Tetapi, persepsi pasar terhadap langkah Thailand ini sangat negatif. Akibatnya, pasar saham kolaps. Sekarang, selain karena faktor politik, perekonomian Thailand mengalami perlambatan.

Negara-negara lain harus melihat pelajaran dari Thailand ini bahwa kalau mereka mau menerapkan kontrol devisa, itu harus dilakukan dengan hati-hati sekali karena bisa berdampak sangat buruk pada sentimen pasar.

Tetapi, yang terpenting adalah pemain pasar sekarang ini sangat cerdik. Mereka tahu bagaimana menyiasati kontrol modal seperti itu. Uang akan selalu menemukan jalannya sendiri. Jadi, sangat sulit untuk menghentikan aliran modal seperti ini.

Hal lain yang tak boleh dilupakan adalah negara seperti Indonesia selama ini sangat diuntungkan oleh integrasi ke perdagangan global dan pasar modal internasional. Jadi, mau tidak mau Anda juga harus bisa hidup dengan volatilitas seperti itu. Karena sudah kenyataan hidup. Modal mengalir seperti gelombang pasang besar, kemudian keluar.

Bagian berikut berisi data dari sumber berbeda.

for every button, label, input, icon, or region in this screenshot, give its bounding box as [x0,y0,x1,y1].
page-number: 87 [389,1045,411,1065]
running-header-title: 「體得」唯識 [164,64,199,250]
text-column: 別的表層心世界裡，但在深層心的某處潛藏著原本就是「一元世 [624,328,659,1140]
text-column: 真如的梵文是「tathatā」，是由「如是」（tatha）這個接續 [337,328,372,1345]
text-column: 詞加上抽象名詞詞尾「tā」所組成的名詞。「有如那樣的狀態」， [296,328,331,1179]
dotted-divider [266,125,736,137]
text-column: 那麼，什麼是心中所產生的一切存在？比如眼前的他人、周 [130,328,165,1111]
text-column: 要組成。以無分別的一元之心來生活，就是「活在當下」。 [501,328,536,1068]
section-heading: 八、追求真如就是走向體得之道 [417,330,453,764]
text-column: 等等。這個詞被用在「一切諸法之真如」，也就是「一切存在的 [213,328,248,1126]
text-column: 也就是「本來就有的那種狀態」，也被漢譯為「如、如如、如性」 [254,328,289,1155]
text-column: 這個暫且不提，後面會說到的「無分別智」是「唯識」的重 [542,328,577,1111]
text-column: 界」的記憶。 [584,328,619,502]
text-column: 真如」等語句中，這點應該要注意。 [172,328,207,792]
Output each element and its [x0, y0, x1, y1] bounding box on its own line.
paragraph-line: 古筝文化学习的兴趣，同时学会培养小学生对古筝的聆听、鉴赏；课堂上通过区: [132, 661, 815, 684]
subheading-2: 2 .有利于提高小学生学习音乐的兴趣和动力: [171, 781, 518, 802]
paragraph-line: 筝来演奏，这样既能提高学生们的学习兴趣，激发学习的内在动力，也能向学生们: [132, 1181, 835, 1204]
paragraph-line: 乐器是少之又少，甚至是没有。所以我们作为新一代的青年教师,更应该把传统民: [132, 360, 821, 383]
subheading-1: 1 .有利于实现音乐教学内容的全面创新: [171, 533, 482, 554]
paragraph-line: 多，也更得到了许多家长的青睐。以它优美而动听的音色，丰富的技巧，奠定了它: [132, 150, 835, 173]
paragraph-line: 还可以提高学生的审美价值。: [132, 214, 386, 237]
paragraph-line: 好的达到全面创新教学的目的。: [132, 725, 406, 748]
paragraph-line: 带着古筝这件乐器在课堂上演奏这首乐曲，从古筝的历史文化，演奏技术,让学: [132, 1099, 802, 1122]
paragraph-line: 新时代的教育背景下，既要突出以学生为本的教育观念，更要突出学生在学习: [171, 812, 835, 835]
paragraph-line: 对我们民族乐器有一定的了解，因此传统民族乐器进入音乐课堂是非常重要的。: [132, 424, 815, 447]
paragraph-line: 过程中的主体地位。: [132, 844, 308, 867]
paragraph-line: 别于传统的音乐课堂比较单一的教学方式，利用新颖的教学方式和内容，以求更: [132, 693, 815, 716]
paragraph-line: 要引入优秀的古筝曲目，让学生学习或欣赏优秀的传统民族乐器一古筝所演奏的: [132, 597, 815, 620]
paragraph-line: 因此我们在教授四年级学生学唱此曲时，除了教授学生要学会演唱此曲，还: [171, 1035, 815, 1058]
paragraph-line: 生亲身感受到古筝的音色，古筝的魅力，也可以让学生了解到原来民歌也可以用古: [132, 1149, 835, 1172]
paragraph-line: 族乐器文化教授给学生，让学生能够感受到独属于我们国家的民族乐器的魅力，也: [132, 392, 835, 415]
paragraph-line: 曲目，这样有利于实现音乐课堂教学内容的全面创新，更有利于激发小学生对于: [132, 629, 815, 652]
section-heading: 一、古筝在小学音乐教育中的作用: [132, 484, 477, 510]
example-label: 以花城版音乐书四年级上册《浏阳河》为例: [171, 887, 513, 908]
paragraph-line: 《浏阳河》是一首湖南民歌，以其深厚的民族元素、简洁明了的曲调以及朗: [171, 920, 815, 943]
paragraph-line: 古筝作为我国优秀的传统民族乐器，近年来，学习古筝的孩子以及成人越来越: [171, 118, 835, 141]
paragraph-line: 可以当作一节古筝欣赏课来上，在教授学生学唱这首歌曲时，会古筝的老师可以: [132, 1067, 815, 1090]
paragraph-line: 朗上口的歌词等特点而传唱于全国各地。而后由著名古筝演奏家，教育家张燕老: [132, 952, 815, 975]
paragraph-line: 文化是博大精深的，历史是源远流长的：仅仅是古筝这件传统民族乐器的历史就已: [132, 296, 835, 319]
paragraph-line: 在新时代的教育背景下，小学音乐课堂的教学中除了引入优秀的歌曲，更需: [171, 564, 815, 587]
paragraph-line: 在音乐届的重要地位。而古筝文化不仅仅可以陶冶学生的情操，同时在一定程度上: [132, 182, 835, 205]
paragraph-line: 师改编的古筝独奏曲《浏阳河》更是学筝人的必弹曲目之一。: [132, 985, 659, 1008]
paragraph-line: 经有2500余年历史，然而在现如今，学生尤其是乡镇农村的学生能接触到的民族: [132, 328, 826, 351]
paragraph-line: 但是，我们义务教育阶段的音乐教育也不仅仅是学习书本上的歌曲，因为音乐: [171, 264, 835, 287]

Jika Anda menutup diri (dengan menerapkan kontrol modal) dan ini tentu saja salah satu opsi yang bisa dilakukan, itu sama saja seperti mengingkari manfaat dari integrasi global yang sangat membantu perekonomian Indonesia dan negara lain selama ini.

Jadi, kesimpulannya krisis tidak akan terjadi? Seberapa besar probabilitasnya?

Saya tak tahu probabilitasnya, tetapi sangat, sangat kecil. Yang harus diingat, pada saat bersamaan, semua emerging markets rentan menghadapi perubahan sentimen pasar yang tajam.

Dan dengan pergerakan modal global dewasa ini, jika terjadi shock di salah satu bagian dunia, itu bisa dengan cepat menular ke bagian dunia lainnya. Jadi, pembuat kebijakan harus mampu memanfaatkan waktu yang baik ini untuk memperkuat diri.